O essencial é que os nossos passos estão na terra,

e na terra é que corre a água do céu, e da terra é que sobe

a água do céu;

e da terra é que sobe a ave do céu, e na terra é que pousa

a ave do céu;

e da terra é que crescem as sementes, os galhos, as flores

e os frutos;

e na terra é que se ergue o teto; na terra é que oscilam os berços

e os ninhos;

e da terra é que sobe o fumo! - porque tudo é a terra

porque tudo é da terra,

e porque nela se perdem todos os caminhos...

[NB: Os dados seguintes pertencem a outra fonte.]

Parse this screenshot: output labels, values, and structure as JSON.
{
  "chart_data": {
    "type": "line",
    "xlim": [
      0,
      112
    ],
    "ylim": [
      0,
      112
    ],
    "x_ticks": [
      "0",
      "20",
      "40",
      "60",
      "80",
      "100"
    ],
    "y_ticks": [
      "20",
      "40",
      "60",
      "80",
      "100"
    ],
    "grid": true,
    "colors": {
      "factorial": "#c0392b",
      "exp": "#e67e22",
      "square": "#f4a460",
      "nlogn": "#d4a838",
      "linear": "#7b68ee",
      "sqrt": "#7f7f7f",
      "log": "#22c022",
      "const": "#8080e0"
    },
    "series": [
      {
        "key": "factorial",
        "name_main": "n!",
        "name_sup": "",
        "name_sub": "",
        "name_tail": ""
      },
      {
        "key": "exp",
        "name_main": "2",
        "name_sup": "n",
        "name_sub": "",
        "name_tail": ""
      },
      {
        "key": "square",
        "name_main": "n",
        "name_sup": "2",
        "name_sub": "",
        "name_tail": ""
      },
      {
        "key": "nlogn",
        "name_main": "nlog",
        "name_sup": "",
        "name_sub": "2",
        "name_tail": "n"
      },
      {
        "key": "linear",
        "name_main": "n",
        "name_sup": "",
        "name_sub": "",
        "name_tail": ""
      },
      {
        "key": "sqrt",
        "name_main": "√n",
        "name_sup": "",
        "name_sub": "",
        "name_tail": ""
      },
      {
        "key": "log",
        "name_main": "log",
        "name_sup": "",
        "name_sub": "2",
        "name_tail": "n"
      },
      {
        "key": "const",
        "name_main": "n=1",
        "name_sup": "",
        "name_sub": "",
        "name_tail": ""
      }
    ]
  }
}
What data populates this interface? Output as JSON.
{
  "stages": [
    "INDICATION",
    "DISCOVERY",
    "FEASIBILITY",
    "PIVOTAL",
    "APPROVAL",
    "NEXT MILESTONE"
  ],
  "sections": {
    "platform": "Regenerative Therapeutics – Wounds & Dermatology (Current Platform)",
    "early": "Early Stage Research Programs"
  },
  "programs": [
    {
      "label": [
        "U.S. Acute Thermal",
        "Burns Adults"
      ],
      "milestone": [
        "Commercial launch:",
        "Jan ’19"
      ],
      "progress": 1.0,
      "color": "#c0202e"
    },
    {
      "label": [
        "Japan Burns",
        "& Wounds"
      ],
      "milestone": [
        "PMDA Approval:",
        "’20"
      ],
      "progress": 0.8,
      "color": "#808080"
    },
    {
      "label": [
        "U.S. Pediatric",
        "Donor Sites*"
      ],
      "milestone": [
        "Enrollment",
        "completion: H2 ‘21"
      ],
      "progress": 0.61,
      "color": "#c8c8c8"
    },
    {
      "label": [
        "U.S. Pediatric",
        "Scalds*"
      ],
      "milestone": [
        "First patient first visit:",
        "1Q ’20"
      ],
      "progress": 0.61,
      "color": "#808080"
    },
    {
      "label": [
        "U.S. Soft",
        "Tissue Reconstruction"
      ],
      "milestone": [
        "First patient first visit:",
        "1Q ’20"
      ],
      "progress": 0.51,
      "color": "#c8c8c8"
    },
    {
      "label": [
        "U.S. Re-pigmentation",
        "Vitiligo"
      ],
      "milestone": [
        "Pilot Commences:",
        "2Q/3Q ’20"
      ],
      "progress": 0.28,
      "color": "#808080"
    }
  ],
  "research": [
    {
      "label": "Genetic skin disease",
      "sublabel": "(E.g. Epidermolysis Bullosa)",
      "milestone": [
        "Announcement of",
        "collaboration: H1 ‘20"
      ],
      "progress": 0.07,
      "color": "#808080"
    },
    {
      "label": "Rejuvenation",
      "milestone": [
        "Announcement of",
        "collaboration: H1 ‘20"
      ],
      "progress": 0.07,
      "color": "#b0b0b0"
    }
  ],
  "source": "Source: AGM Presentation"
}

E porque os homens falam do céu

há quase dois mil anos

e esquecem a terra

- não atingiram o céu

nem conquistaram a terra...

Lembrai-vos, oh meus irmãos, de que se esquecerdes a terra,

a terra que tudo dá,

- ela que é boa e farta - há de ser sempre amarga

há de ser sempre ma, -

os homens, famintos, comerão todos os deuses

e nada restará...

Procura

Vou seguindo meu caminho

a procurar-me.

Estarei na estrela?  Na vaga do mar? 

Atrás da montanha?  Na água que corre

estarei?

Na rua, no avião, no pássaro livre

no gesto do galho, na gota de chuva,

na rosa vermelha, no canto da criança

estarei?

Difícil é achar-me

disperso me encontro

na face das coisas

que chegam, que passam

Um olho no rio, um pé no caminho,

o sangue na aurora, as mãos pelo mar,

quem sabe onde estou?

Talvez passe junto a mim mesmo, quem sabe? 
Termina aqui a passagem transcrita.